I think that it is precisely because of the way that abortion rights are framed in the United States (and to a certain extent in Canada), that seemingly improbable stunts like the Kansas Attorney General’s are contemplated. Viewing the right to abortion as part of a right to privacy gives credence to Kline’s response that he has legitimate reason to trump privacy with the state’s criminal law power. He argues that he has reason to suspect illegalities and therefore, justification for “limiting” privacy rights in favour of a “protective” law and order agenda. His language is all about reasonable limits to privacy and not about the overriding interest women have in abortion rights. Of course women care that their medical records are kept private. That concern is not really what is at issue for opponents to Kline’s investigation. Women see this as an attack on their right to have an abortion, quite apart and separate from any rights that clients have to record confidentiality.
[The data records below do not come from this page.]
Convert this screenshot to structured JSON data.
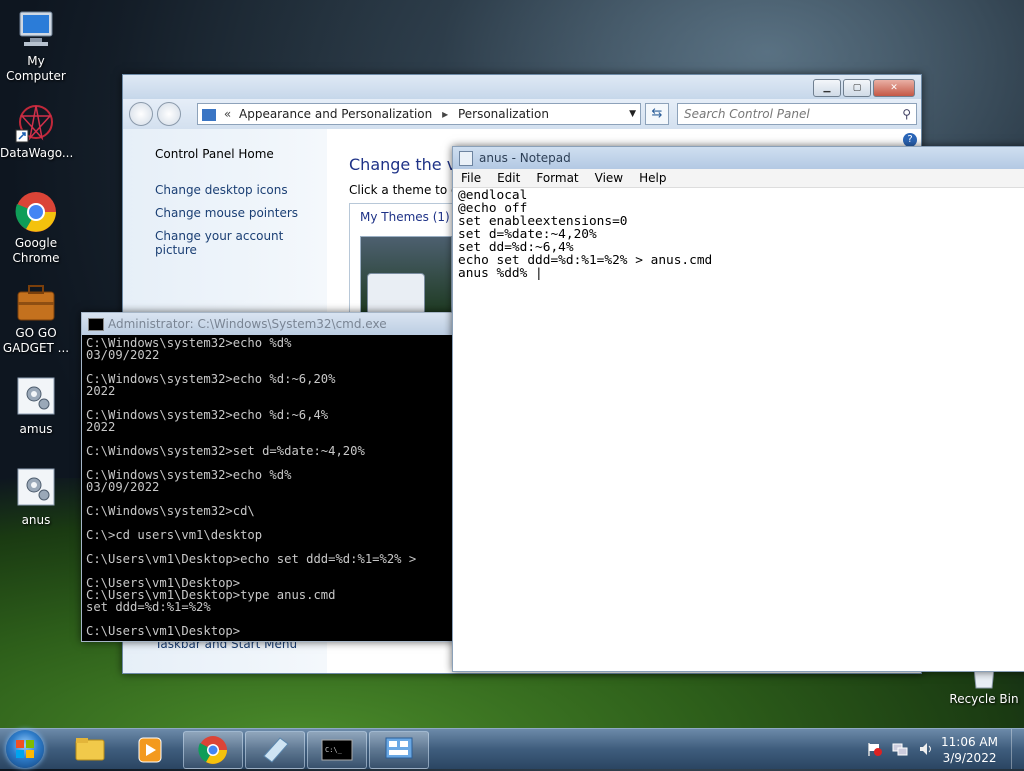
{
  "desktop": {
    "icons": [
      {
        "label": "My Computer"
      },
      {
        "label": "DataWago..."
      },
      {
        "label": "Google Chrome"
      },
      {
        "label": "GO GO GADGET ..."
      },
      {
        "label": "amus"
      },
      {
        "label": "anus"
      },
      {
        "label": "Recycle Bin"
      }
    ]
  },
  "control_panel": {
    "breadcrumb": [
      "Appearance and Personalization",
      "Personalization"
    ],
    "search_placeholder": "Search Control Panel",
    "left_links": [
      "Control Panel Home",
      "Change desktop icons",
      "Change mouse pointers",
      "Change your account picture"
    ],
    "bottom_link": "Taskbar and Start Menu",
    "main_title": "Change the vis",
    "main_subtitle": "Click a theme to ch",
    "my_themes": "My Themes (1)"
  },
  "cmd": {
    "title": "Administrator: C:\\Windows\\System32\\cmd.exe",
    "lines": "C:\\Windows\\system32>echo %d%\n03/09/2022\n\nC:\\Windows\\system32>echo %d:~6,20%\n2022\n\nC:\\Windows\\system32>echo %d:~6,4%\n2022\n\nC:\\Windows\\system32>set d=%date:~4,20%\n\nC:\\Windows\\system32>echo %d%\n03/09/2022\n\nC:\\Windows\\system32>cd\\\n\nC:\\>cd users\\vm1\\desktop\n\nC:\\Users\\vm1\\Desktop>echo set ddd=%d:%1=%2% >\n\nC:\\Users\\vm1\\Desktop>\nC:\\Users\\vm1\\Desktop>type anus.cmd\nset ddd=%d:%1=%2%\n\nC:\\Users\\vm1\\Desktop>"
  },
  "notepad": {
    "title": "anus - Notepad",
    "menu": [
      "File",
      "Edit",
      "Format",
      "View",
      "Help"
    ],
    "content": "@endlocal\n@echo off\nset enableextensions=0\nset d=%date:~4,20%\nset dd=%d:~6,4%\necho set ddd=%d:%1=%2% > anus.cmd\nanus %dd% |"
  },
  "taskbar": {
    "time": "11:06 AM",
    "date": "3/9/2022"
  }
}
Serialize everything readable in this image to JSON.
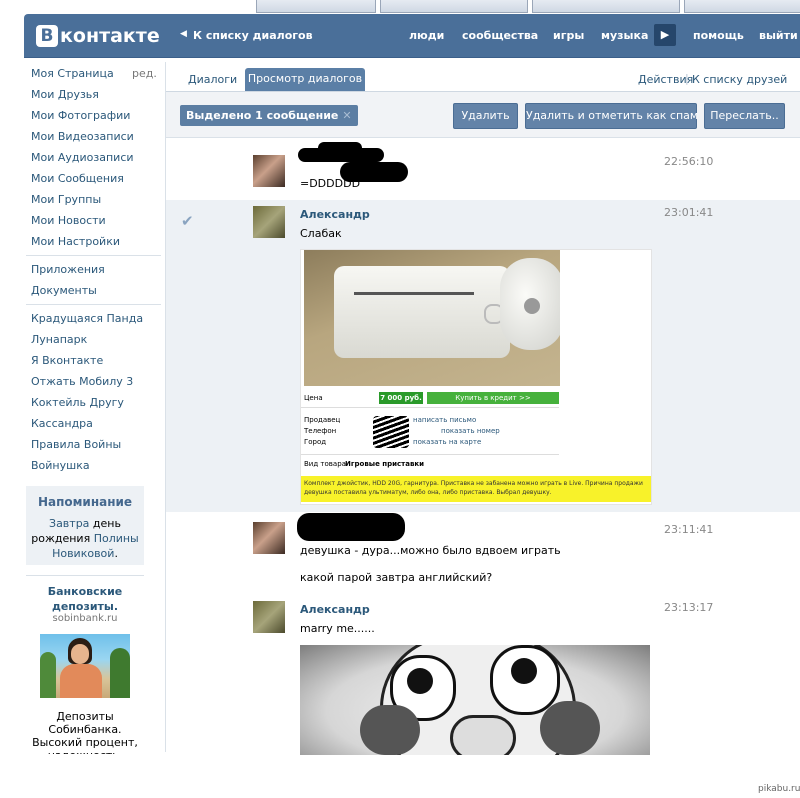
{
  "header": {
    "logo_letter": "В",
    "logo_text": "контакте",
    "back_link": "К списку диалогов",
    "nav": [
      "люди",
      "сообщества",
      "игры",
      "музыка"
    ],
    "help": "помощь",
    "logout": "выйти"
  },
  "sidebar": {
    "edit": "ред.",
    "group1": [
      "Моя Страница",
      "Мои Друзья",
      "Мои Фотографии",
      "Мои Видеозаписи",
      "Мои Аудиозаписи",
      "Мои Сообщения",
      "Мои Группы",
      "Мои Новости",
      "Мои Настройки"
    ],
    "group2": [
      "Приложения",
      "Документы"
    ],
    "group3": [
      "Крадущаяся Панда",
      "Лунапарк",
      "Я Вконтакте",
      "Отжать Мобилу 3",
      "Коктейль Другу",
      "Кассандра",
      "Правила Войны",
      "Войнушка"
    ]
  },
  "reminder": {
    "title": "Напоминание",
    "t1": "Завтра",
    "t2": " день",
    "t3": "рождения ",
    "t4": "Полины",
    "t5": "Новиковой",
    "t6": "."
  },
  "ad": {
    "title": "Банковские депозиты.",
    "domain": "sobinbank.ru",
    "text": "Депозиты Собинбанка. Высокий процент, надежность. Комиссия"
  },
  "tabs": {
    "dialogs": "Диалоги",
    "view": "Просмотр диалогов",
    "actions": "Действия",
    "friends": "К списку друзей"
  },
  "toolbar": {
    "selected": "Выделено 1 сообщение",
    "delete": "Удалить",
    "spam": "Удалить и отметить как спам",
    "forward": "Переслать.."
  },
  "messages": [
    {
      "author": "",
      "time": "22:56:10",
      "text": "=DDDDDD"
    },
    {
      "author": "Александр",
      "time": "23:01:41",
      "text": "Слабак"
    },
    {
      "author": "",
      "time": "23:11:41",
      "text": "девушка - дура...можно было вдвоем играть",
      "text2": "какой парой завтра английский?"
    },
    {
      "author": "Александр",
      "time": "23:13:17",
      "text": "marry me......"
    }
  ],
  "listing": {
    "price_label": "Цена",
    "price": "7 000 руб.",
    "credit": "Купить в кредит >>",
    "seller": "Продавец",
    "phone": "Телефон",
    "city": "Город",
    "write": "написать письмо",
    "show_number": "показать номер",
    "show_map": "показать на карте",
    "type_label": "Вид товара:",
    "type_value": "Игровые приставки",
    "description": "Комплект джойстик, HDD 20G, гарнитура. Приставка не забанена можно играть в Live. Причина продажи девушка поставила ультиматум, либо она, либо приставка. Выбрал девушку."
  },
  "watermark": "pikabu.ru",
  "colors": {
    "header": "#4a6f99",
    "link": "#2b587a",
    "button": "#6383a8",
    "highlight": "#f8f22a"
  }
}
Since abortion rights are exercised only by women, any infringement is an equality issue: limiting abortion rights limits life options for women. Men do not face any comparable limitations. Abortion rights are not gender neutral, a fact which is obscured when the issue is framed as “privacy” (or as “bodily integrity” in Canada). Privacy does not capture the way that women who seek abortions feel about what they are doing.

In this respect, the Morgentaler decision in Canada offers some useful conceptual constructs: exercising abortion rights is about personal autonomy; denying abortion rights is using women as a “means to an end” (as Wilson J. describes). That is certainly the experience of pregnancy, also a condition that is not adequately described by the privacy rubric. Part of the problem with a constitutional right to privacy is that it always exists on a spectrum. The state is always able to argue that there are situations where privacy is justifiably violated, times when privacy is in fact dangerous or harmful, and, as in Kline’s strategy, occasions where the state can claim it is protecting privacy (as in a “secret” investigation) with a hidden agenda that is anything but privacy-enhancing. Equality as a concept and a constitutional right, does not exist on a continuum. We do not speak of people who are more or less deserving of equality rights or more crassly, of individuals who are more or less equal. At least in theory, equality is an ideal to which all individuals are entitled and a reality to which governments (and societies) should aspire.

While it is true that both the American and Canadian constitutional frameworks allow equality rights to be compromised, the justifications offered are quite different then in the privacy context. Privacy rights can be limited when the greater state good demands knowledge and access. Equality rights are limited when the greater state good allows for disparate classifications. In my view, it is much harder to imagine denying abortion rights as an equality right, for on what ground can a state argue that when providing medical services, it is justified in exerting control over women’s bodies and lives that it does not exert over men? Abortion regulations engage state machinery in the most intimate of a woman’s decisions. Regulations determine when, where and how a woman may have an abortion. Abortion regulations are akin to the criminal law power in terms of the influence they exert over an individual’s life. Yet, pregnant women are not criminals. It is only through abortion regulations that the state exercises such power over the lives of its citizens—and these laws only affect women.

Equality rights are fought on the battleground of power. Advantage is weighed against claims of disadvantage, stereotypes are balanced against lived experiences—these are claims for access to the power held by the status quo. Abortion rights are equality claims in part because they too are all about power: a woman’s power to control her body and her destiny, and an Attorney-General’s power to destroy the confidence of an entire gender in a medical system that purports to be gender-neutral. Kline is attempting an underhanded power grab in Kansas, designed to defeat a woman’s access to constitutionally-protected abortion services. It is an attack on women, not just privacy rights and, contrary to Kline’s bluster, it is all about equal rights.